Without Alcohol

🙂 you love me so much. Even when you are so sick of me you love me. You feel like hitting me and kissing me at the same time. Your touch is like a prince caring for her princess. Why do u love me? Because you can love someone like me i love you more. I hate myself. I do not pity myself. I feel like a dodder. Like a mosquito there is no need of me here. Ik so ashamed of myself. Im a disappointment. Im so disrespectful. Im a coward. I hate myself and see my life worth nothing. I may be depressed. I feel like ending my life. Suicidal temptations. Theres a life inside me. I do not respect it. I feel numb for it. I just see happiness through your eyes and hopeful through you. But you show no interest. I know you love me. But your love is so real that a fake person like me cannot understand.
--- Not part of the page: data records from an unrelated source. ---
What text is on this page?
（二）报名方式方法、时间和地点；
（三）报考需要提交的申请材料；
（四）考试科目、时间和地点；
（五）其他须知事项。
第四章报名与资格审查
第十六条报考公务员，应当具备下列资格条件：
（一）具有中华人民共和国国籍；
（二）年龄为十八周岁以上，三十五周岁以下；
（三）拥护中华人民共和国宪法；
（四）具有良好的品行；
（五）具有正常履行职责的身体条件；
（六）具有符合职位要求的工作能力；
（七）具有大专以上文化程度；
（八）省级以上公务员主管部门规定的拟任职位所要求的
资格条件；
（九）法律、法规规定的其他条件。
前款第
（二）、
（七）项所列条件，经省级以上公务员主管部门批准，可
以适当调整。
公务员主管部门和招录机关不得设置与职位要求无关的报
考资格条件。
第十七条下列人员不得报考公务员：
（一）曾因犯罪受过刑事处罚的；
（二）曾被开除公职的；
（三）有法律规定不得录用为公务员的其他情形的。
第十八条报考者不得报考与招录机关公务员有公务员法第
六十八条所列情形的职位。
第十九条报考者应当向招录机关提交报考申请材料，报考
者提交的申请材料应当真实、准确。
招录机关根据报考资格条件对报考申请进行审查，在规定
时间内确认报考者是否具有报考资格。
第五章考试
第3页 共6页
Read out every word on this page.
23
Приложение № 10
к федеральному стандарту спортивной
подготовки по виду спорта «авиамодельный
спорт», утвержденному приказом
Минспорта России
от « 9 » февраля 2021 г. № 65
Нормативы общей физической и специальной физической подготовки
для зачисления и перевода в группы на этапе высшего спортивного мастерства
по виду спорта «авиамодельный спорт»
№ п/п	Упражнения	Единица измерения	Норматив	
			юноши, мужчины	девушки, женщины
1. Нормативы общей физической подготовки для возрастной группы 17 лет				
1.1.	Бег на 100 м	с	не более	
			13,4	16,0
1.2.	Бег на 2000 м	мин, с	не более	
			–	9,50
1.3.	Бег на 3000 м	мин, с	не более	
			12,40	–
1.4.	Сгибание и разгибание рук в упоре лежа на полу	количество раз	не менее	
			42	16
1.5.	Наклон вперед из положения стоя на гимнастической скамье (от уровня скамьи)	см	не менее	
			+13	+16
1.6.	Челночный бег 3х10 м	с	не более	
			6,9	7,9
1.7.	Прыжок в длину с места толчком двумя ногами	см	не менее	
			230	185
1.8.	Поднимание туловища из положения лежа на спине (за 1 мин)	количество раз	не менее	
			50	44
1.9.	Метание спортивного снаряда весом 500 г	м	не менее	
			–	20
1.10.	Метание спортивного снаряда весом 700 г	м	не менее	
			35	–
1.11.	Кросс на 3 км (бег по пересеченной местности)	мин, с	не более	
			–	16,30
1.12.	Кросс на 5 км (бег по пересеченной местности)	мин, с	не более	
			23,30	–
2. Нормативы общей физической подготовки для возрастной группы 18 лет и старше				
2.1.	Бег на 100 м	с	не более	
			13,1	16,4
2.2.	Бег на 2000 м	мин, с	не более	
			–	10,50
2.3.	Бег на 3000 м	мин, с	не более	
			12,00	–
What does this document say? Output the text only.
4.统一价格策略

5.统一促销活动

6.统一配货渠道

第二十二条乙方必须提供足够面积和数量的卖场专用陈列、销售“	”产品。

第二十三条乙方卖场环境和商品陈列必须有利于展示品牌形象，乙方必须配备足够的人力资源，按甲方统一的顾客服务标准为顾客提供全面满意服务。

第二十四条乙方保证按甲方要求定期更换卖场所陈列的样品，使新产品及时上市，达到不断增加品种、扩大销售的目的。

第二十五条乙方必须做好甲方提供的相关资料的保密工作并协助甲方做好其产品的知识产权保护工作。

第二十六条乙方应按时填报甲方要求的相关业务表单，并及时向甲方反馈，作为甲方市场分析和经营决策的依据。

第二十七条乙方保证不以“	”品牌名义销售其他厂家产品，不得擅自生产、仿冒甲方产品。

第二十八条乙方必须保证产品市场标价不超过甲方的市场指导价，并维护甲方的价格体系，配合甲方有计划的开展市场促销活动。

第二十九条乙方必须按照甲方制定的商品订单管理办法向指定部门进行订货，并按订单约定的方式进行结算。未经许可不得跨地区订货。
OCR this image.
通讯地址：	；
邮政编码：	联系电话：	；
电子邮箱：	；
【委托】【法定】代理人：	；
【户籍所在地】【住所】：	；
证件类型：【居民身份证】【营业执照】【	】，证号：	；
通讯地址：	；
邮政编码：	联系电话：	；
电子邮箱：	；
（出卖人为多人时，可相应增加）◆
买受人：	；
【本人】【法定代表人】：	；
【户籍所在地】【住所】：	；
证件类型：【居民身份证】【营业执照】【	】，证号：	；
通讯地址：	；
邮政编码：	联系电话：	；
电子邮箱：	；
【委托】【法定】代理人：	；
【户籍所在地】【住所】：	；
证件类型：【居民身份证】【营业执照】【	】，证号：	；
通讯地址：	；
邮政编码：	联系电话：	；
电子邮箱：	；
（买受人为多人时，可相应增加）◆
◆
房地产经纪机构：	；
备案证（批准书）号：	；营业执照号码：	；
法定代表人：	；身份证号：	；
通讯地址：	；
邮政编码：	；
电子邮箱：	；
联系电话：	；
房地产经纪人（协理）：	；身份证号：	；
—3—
So i feel unloved all the time. I cannot feel love. I need your love. I need your care and attention and affection and pampering. From a person like you, its so much to ask. So I do not. I do not expect. You are different. Better. Living. Im trying to survive. My thoughts are hurting me. They are taking me away. Each day I feel tortured by someone, I feel like quitting. Going somewhere for myself. Soul searching. Something does not deserve my presence. I do not feel loved. You love me but not the way i wanted. I love you. I really do. Im just not right for you. You are such a good person, i feel I’m destroying your life with my presence. Im destroyed inside. I need to meditate. Im too lazy for it. Dying is so easy. Running away is so easy. You will not even miss me. That is what i think. Thats how your love has made me feel till now. Or may b because i think too much. Im unable to help myself. All I needed were people around me to help me grow, to help me love myself. Not to find my flaws. Like you did. Like your family did. And I started doing it to myself. And we all came in same team. Disliking who I was. Who I am. Now I hate myself so much, I feel I m useless 60kgs of weight on earth. Wasting food by eating and using up oxygen uselessly. Im ashamed of myself. Im ashamed I cannot see myself as somewhat worthy of something. Not even life.